Mit der Einführung des Gesamtarbeitsvertrags (GAV) per 1. Juli 2022 führen die lups gemeinsam mit dem LUKS als Arbeitgeber und die Personalverbände einmal jährlich Verhandlungen über die Lohnentwicklung. Für die Lohnrunde 2024 hat sich die lups mit den Sozialpartnern auf eine Lohnerhöhung im Umfang von insgesamt 1.7 Prozent der Lohnsumme geeinigt (generell: 1.2 Prozent, individuell: durchschnittlich 0.5 Prozent). Zudem führt die Senkung der Prämie für die Nichtberufsunfallversicherung für 2024 zu einer Entlastung um 0.4 Prozent. Dadurch steigen die Nettolöhne 2024 somit durchschnittlich um insgesamt 2.1 Prozent. Jürg Meyer, Verwaltungsratspräsident und Peter Schwegler, CEO/Vorsitzender der Geschäftsleitung der lups, meinen zum Verhandlungsergebnis: «Die Verhandlungen mit den Sozialpartnern waren konstruktiv und von gegenseitigem Respekt geprägt. Die gemeinsam gefundene Lösung soll die Teuerung abfedern und ist vor allem ein Zeichen der Wertschätzung gegenüber unseren Mitarbeitenden, die sehr gute Arbeit leisten. Die Arbeitsbelastung ist seit Jahren sehr hoch, und die vielfältigen Herausforderungen im Gesundheitswesen verschärfen die Situation zusätzlich. Es freut uns deshalb umso mehr, dass wir mit den Personalverbänden eine Einigung erzielen konnten.»

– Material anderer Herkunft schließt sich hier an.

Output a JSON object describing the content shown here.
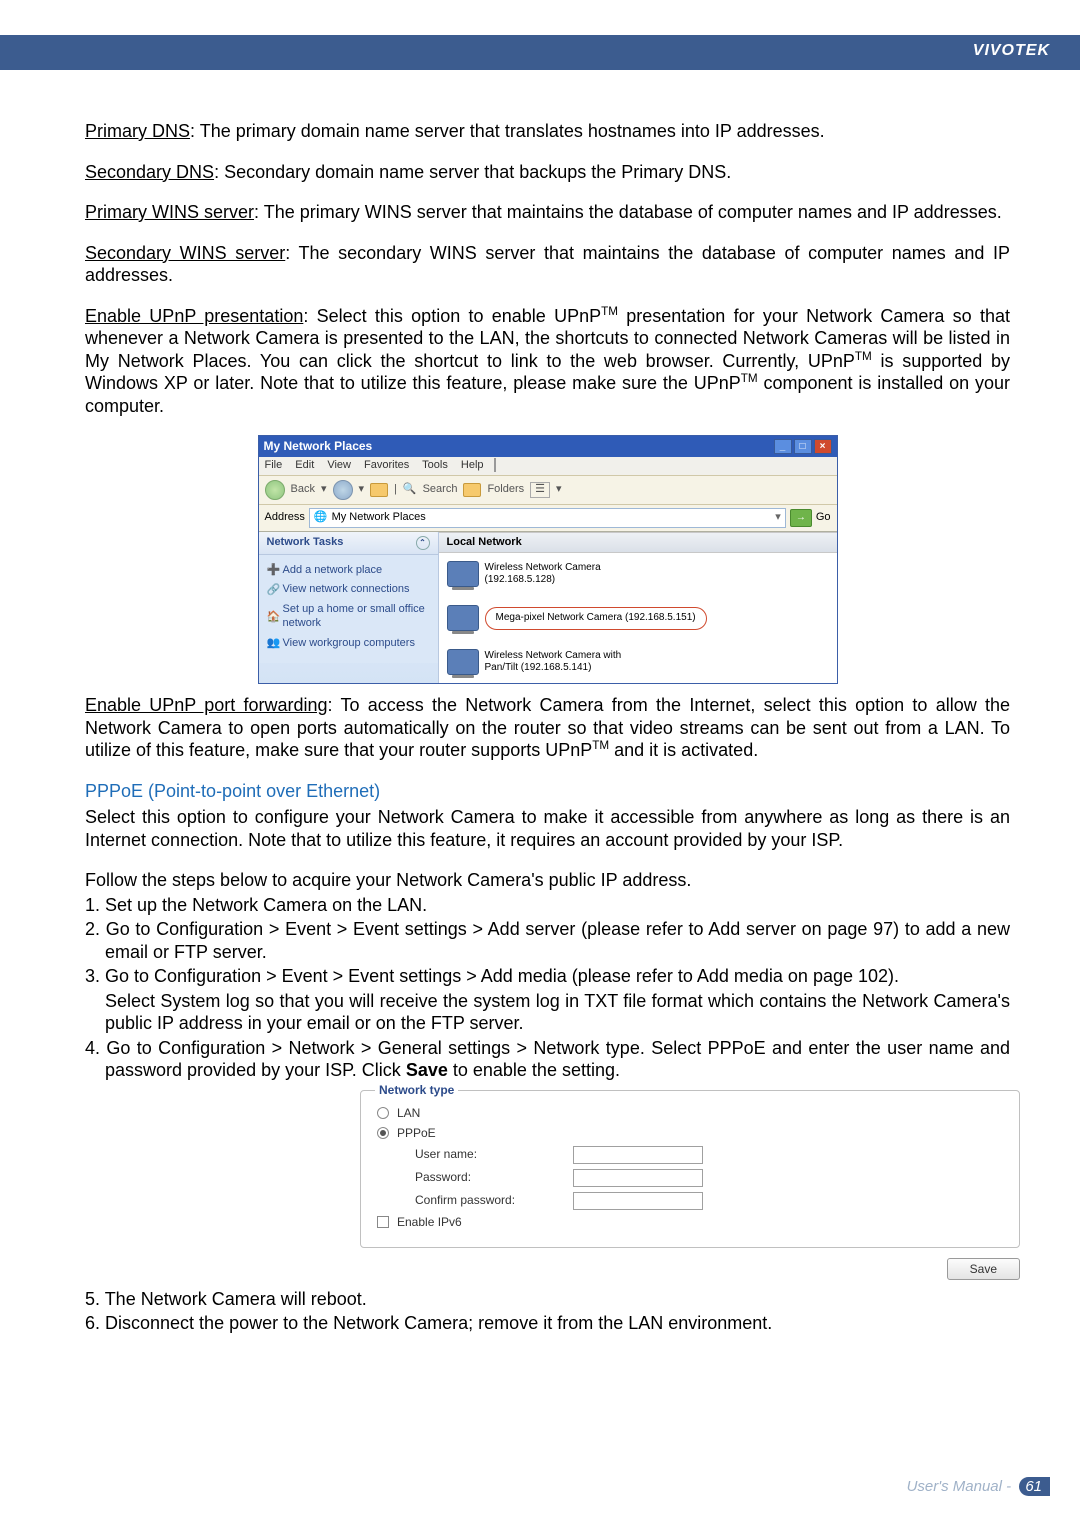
{
  "brand": "VIVOTEK",
  "defs": {
    "primary_dns_label": "Primary DNS",
    "primary_dns_text": ": The primary domain name server that translates hostnames into IP addresses.",
    "secondary_dns_label": "Secondary DNS",
    "secondary_dns_text": ": Secondary domain name server that backups the Primary DNS.",
    "primary_wins_label": "Primary WINS server",
    "primary_wins_text": ": The primary WINS server that maintains the database of computer names and IP addresses.",
    "secondary_wins_label": "Secondary WINS server",
    "secondary_wins_text": ": The secondary WINS server that maintains the database of computer names and IP addresses.",
    "upnp_pres_label": "Enable UPnP presentation",
    "upnp_pres_text_1": ": Select this option to enable UPnP",
    "upnp_pres_text_2": " presentation for your Network Camera so that whenever a Network Camera is presented to the LAN, the shortcuts to connected Network Cameras will be listed in My Network Places. You can click the shortcut to link to the web browser. Currently, UPnP",
    "upnp_pres_text_3": " is supported by Windows XP or later. Note that to utilize this feature, please make sure the UPnP",
    "upnp_pres_text_4": " component is installed on your computer.",
    "upnp_fwd_label": "Enable UPnP port forwarding",
    "upnp_fwd_text_1": ": To access the Network Camera from the Internet, select this option to allow the Network Camera to open ports automatically on the router so that video streams can be sent out from a LAN. To utilize of this feature, make sure that your router supports UPnP",
    "upnp_fwd_text_2": " and it is activated."
  },
  "screenshot1": {
    "title": "My Network Places",
    "menu": [
      "File",
      "Edit",
      "View",
      "Favorites",
      "Tools",
      "Help"
    ],
    "toolbar": {
      "back": "Back",
      "search": "Search",
      "folders": "Folders"
    },
    "addr_label": "Address",
    "addr_value": "My Network Places",
    "go": "Go",
    "side_header": "Network Tasks",
    "side_items": [
      "Add a network place",
      "View network connections",
      "Set up a home or small office network",
      "View workgroup computers"
    ],
    "local_header": "Local Network",
    "cam1": "Wireless Network Camera (192.168.5.128)",
    "cam2": "Wireless Network Camera with Pan/Tilt (192.168.5.141)",
    "callout": "Mega-pixel Network Camera (192.168.5.151)"
  },
  "pppoe": {
    "heading": "PPPoE (Point-to-point over Ethernet)",
    "intro": "Select this option to configure your Network Camera to make it accessible from anywhere as long as there is an Internet connection. Note that to utilize this feature, it requires an account provided by your ISP.",
    "lead": "Follow the steps below to acquire your Network Camera's public IP address.",
    "steps": [
      "1. Set up the Network Camera on the LAN.",
      "2. Go to Configuration > Event > Event settings > Add server (please refer to Add server on page 97) to add a new email or FTP server.",
      "3. Go to Configuration > Event > Event settings > Add media (please refer to Add media on page 102).",
      "Select System log so that you will receive the system log in TXT file format which contains the Network Camera's public IP address in your email or on the FTP server."
    ],
    "step4_a": "4. Go to Configuration > Network > General settings > Network type. Select PPPoE and enter the user name and password provided by your ISP. Click ",
    "step4_bold": "Save",
    "step4_b": " to enable the setting.",
    "post": [
      "5. The Network Camera will reboot.",
      "6. Disconnect the power to the Network Camera; remove it from the LAN environment."
    ]
  },
  "screenshot2": {
    "legend": "Network type",
    "opt_lan": "LAN",
    "opt_pppoe": "PPPoE",
    "user": "User name:",
    "pass": "Password:",
    "confirm": "Confirm password:",
    "ipv6": "Enable IPv6",
    "save": "Save"
  },
  "footer": {
    "label": "User's Manual - ",
    "page": "61"
  },
  "tm": "TM"
}
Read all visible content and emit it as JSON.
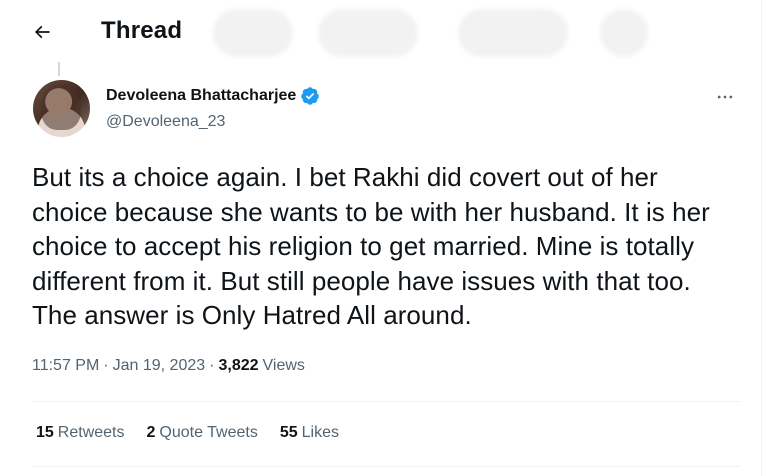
{
  "header": {
    "title": "Thread",
    "back_icon": "arrow-left-icon"
  },
  "tweet": {
    "author": {
      "display_name": "Devoleena Bhattacharjee",
      "handle": "@Devoleena_23",
      "verified_icon": "verified-badge-icon",
      "verified_color": "#1d9bf0"
    },
    "more_icon": "more-horizontal-icon",
    "text": "But its a choice again. I bet Rakhi did covert out of her choice because she wants to be with her husband. It is her choice to accept his religion to get married. Mine is totally different from it. But still people have issues with that too. The answer is Only Hatred All around.",
    "time": "11:57 PM",
    "separator": "·",
    "date": "Jan 19, 2023",
    "views_count": "3,822",
    "views_label": "Views"
  },
  "stats": {
    "retweets_count": "15",
    "retweets_label": "Retweets",
    "quotes_count": "2",
    "quotes_label": "Quote Tweets",
    "likes_count": "55",
    "likes_label": "Likes"
  },
  "colors": {
    "text_primary": "#0f1419",
    "text_secondary": "#536471",
    "divider": "#eff3f4",
    "accent": "#1d9bf0"
  }
}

Eric Vultier, Sprecher der Personalverbände, meint: «Auch wir sind froh, dass wir trotz der schwierigen finanziellen Ausgangslage einen Kompromiss haben finden können. Die Einigung war nur möglich, weil sich beide Seiten entgegengekommen sind. Das Ergebnis allerdings ist wegen der zu tiefen Spitaltarife ernüchternd, da so nicht einmal die Teuerung von 1.7% vollständig ausgeglichen werden konnte. Die Tarife müssen dringend vollumfänglich und zeitnah an die Teuerung angepasst werden.»

lups als attraktive Arbeitgeberin
Trotz des schwierigen wirtschaftlichen Umfelds hat die lups im Verlaufe des Jahres, unabhängig von den Verhandlungen mit den Sozialpartnern, weitere Anstrengungen unternommen, um ihre Attraktivität als Arbeitgeberin zu fördern. So hat sie monetäre Massnahmen ergriffen, die zu einer nachhaltigen Erhöhung der Lohnsumme um zusätzliche 1.1 Prozent führen. Dazu gehören insbesondere höhere Nachtarbeitszulagen, neue Zulagen für Samstagsdienste oder die Lohnerhöhung für die HF-Studierenden in der Pflege.